Net working capital = current assets - current liabilities.
The higher net working capital, the lower the liquidity risk.
Depending on the choice of manager of financial sources covering the variable part of current assets, are four strategies of financing current assets:
1. The ideal strategy - current assets financed by current liabilities.
From the perspective of liquidity, this model is the most risky, because in case of simultaneous presentation of the creditors of all obligations the company will be forced to sell some of its assets.
2. Aggressive strategy is to finance long term fixed assets and permanent part of current assets.
The risk associated with an aggressive strategy, high. This strategy can afford only company that has no problems with the renewal of short-term loans or obtaining loans from commercial suppliers.
3. Conservative strategy is to finance nearly all the assets at the expense of long-term sources.
Typically, conservative strategy applied in the initial stages of the company provided sufficient quantities of capital owners and the availability of long-term loans for investment financing.

4. The compromise strategy is to finance fixed assets, permanent part of current assets and approximately half of the variable current assets by long-term sources. Another part of current assets financed by short-term.

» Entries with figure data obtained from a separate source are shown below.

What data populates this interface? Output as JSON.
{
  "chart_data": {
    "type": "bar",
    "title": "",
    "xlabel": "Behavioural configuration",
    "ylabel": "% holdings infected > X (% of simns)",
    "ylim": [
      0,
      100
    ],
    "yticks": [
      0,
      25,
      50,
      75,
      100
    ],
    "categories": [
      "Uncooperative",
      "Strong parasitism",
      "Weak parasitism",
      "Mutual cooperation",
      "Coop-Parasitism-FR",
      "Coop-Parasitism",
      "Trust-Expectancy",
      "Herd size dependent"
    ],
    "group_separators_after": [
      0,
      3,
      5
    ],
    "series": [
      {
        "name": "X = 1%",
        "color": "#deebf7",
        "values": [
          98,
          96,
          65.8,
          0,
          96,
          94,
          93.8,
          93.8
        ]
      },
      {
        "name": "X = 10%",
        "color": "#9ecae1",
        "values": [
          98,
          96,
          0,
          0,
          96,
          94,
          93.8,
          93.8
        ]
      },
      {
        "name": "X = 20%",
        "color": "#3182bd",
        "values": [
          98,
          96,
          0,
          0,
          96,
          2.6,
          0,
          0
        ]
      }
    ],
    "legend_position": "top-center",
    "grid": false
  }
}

The model is the most realistic, but in certain periods of the company can have extra current assets, which reduces their profitability.
Thus, the results of this example, we can conclude that in terms of optimizing profitability and risk strategy is the optimal compromise funding. This strategy combines the best rate of return and average risk, provides a sufficiently high level of financial stability and solvency.
However, based on the priority objectives of financial and economic activities at various stages of its development, the best strategy may be other funding. Generally, when selecting financing strategy needs to find the desired relationship between the level of profitability using its own capital and risk reduction of financial viability, estimated the value of its net working capital.